Reducing the corporate tax rate sees more capital flowing into our domestic economy, which will flow on to workers in the form of higher wages, thereby improving the standard of living.

Yet he did all he could to stop that improvement in the standard of living for Australians. How about the member for McMahon? He said:

It's a Labor thing to have the ambition of reducing company tax, because it promotes investment, creates jobs and drives growth.

And yet he too stands in the way of this opportunity-driving plan. The member for Rankin said last year:

Australia would go well out of a lower company rate than it is right now.

And he said:

You're right that Bill said that in the medium term it would be a good aspiration to have a lower company rate.

I could keep going on and on, but I don't think I need to.

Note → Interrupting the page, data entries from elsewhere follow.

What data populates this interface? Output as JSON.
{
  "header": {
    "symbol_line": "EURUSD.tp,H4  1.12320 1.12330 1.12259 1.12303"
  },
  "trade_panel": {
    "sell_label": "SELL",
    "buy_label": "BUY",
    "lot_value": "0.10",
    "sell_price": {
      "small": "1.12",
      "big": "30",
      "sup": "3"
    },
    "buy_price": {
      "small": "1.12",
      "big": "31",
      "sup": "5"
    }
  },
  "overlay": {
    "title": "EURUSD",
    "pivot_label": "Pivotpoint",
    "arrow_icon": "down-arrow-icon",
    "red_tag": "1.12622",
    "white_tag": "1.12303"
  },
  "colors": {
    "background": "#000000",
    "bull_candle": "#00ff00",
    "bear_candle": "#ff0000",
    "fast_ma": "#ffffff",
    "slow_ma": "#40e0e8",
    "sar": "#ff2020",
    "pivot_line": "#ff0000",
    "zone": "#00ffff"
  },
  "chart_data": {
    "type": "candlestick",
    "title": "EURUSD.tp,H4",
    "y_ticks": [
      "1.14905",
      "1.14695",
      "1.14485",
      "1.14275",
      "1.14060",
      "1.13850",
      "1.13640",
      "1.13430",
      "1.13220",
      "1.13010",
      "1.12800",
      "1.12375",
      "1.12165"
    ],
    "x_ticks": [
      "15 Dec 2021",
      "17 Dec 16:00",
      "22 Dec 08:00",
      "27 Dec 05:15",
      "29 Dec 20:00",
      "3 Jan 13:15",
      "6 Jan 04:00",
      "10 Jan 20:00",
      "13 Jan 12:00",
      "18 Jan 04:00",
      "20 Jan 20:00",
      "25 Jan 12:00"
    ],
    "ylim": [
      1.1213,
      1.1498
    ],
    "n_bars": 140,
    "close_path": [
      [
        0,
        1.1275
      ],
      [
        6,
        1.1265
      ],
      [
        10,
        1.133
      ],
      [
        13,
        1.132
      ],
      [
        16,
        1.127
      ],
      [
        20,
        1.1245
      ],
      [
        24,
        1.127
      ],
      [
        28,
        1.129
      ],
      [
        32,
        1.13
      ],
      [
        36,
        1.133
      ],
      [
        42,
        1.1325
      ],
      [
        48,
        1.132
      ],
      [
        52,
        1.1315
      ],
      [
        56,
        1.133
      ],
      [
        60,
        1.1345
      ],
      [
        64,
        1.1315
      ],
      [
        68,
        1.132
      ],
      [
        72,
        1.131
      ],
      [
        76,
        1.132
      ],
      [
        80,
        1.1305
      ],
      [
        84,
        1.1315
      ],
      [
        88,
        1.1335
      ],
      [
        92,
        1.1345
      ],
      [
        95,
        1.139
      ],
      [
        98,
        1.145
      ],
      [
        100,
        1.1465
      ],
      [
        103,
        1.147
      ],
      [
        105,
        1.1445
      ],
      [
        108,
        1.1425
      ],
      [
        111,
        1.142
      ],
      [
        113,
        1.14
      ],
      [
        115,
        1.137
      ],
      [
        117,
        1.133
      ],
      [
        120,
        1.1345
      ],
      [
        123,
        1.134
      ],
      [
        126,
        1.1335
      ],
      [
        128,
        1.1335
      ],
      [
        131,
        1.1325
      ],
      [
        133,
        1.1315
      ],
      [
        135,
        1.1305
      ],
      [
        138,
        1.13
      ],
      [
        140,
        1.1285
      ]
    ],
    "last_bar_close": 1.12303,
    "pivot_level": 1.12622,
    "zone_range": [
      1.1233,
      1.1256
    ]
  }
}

The plan, they have made very clear, is one about which we should all be quite disturbed. It's a plan to reverse the legislated tax cuts for small and medium sized businesses and it's a plan to continue to deny the reductions in tax that we know will only deliver more opportunity for Australian people. It's Labor's plan that will involve higher taxes, higher deficits and a huge risk to the growth that has been seen in the economy in recent years. At the 2016 election, the Parliamentary Budget Office confirmed that Labor's election commitments would have resulted in higher deficits to the tune of $16.5 billion. Higher taxes, higher debt and higher deficits are the worst prescription you could write for the Australian economy. Labor are a AAA threat to our AAA credit rating. They do not have a single policy that would help a single business to invest a single dollar or create a single job.

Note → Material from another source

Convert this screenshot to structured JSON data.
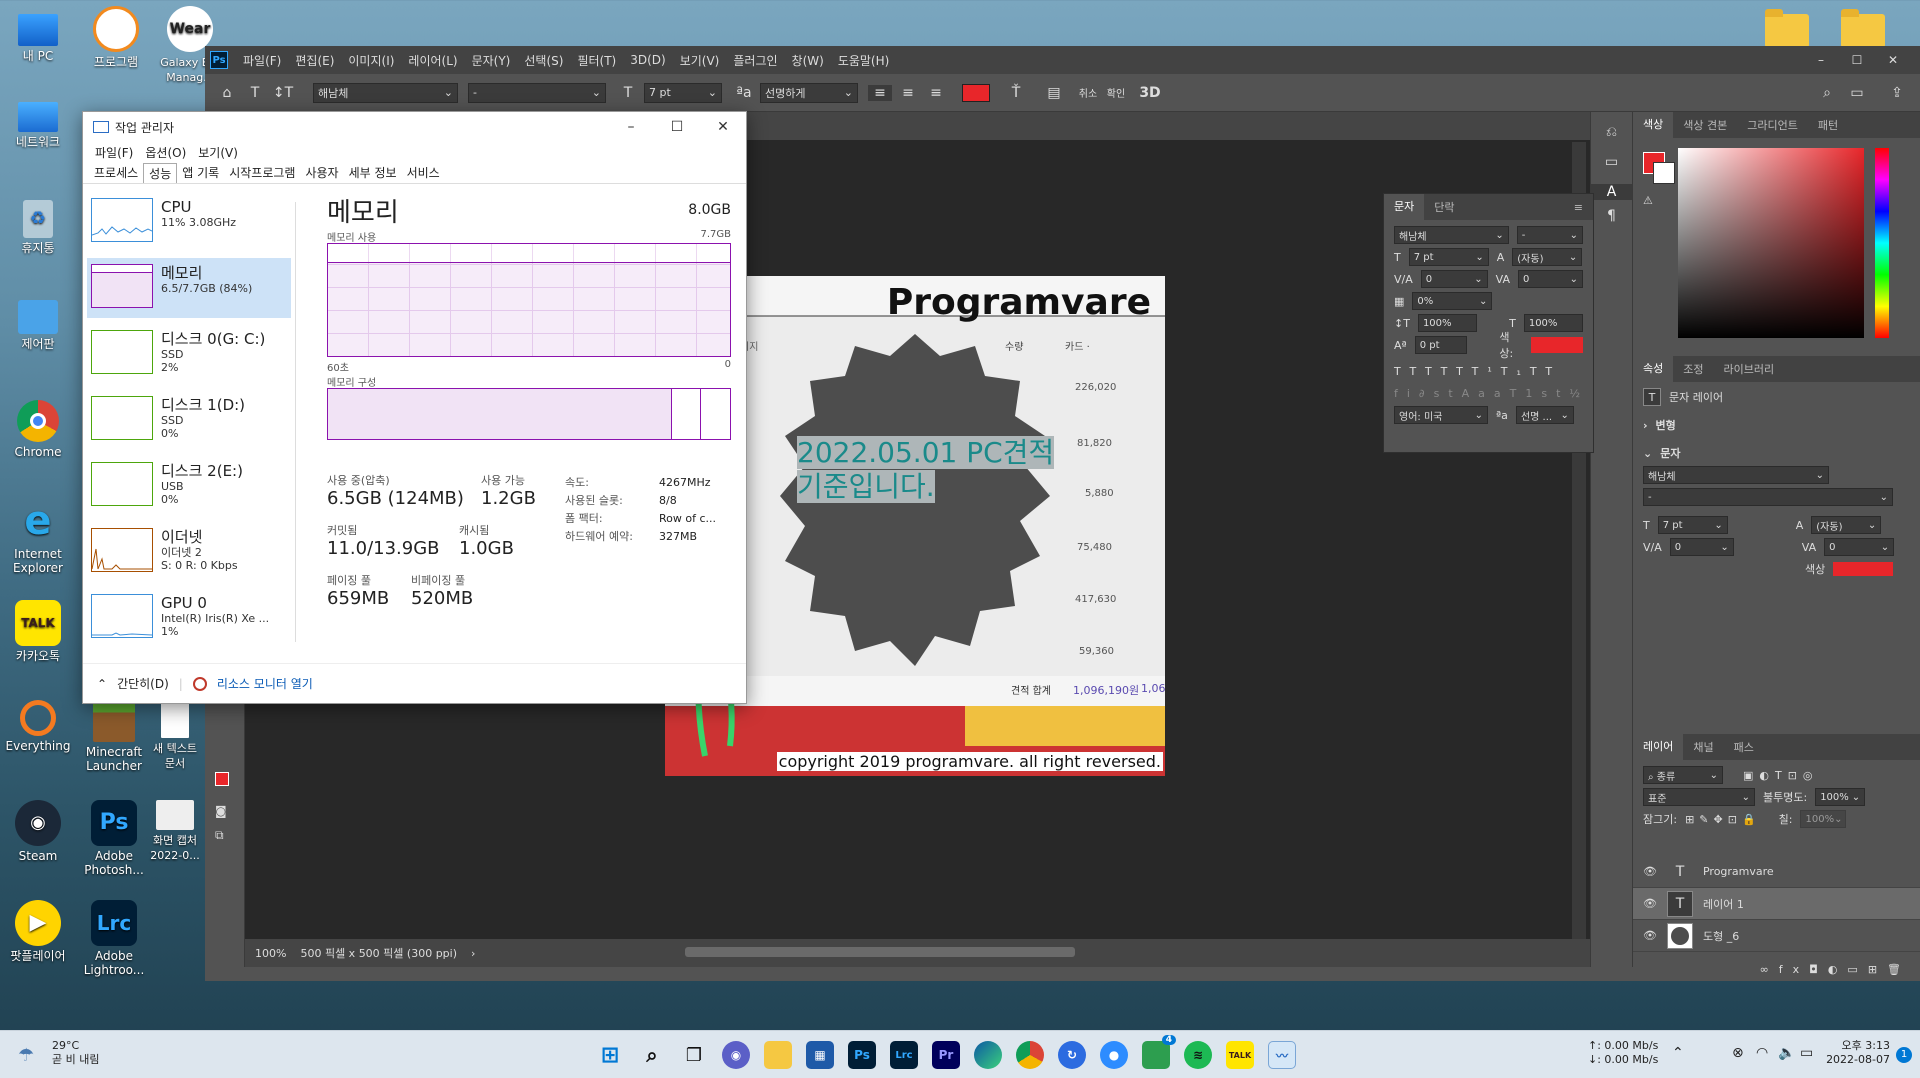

On housing, Labor's plan is only for higher taxes, but we all know higher taxes don't build houses, they don't get young people into work and they don't encourage small business to take on a young person, give someone an apprenticeship or perhaps buy some equipment from a local business. Labor's plan is simply to tax more so that they can dole out more for the many more people who will require welfare because of their failure to grow this country. They've got no plan to address housing supply so that more hardworking Australians can own their home; no plan to help Australians fulfil their aspirations.

Our achievements in implementing a national economic plan stand in stark contrast to those opposite, who show no sign of waking up to the economic challenges facing hardworking Australian families and businesses. This bill needs to be rejected because it would entrench into the work of the Productivity Commission the kind of ideological nonsense that must be fought against, and that is the idea that we must think of Australians perpetually as victims and that we must be focused always on the politics of envy and division in thinking about equality and inequality when the real game is in growing opportunity and providing wealth and choice to all Australians.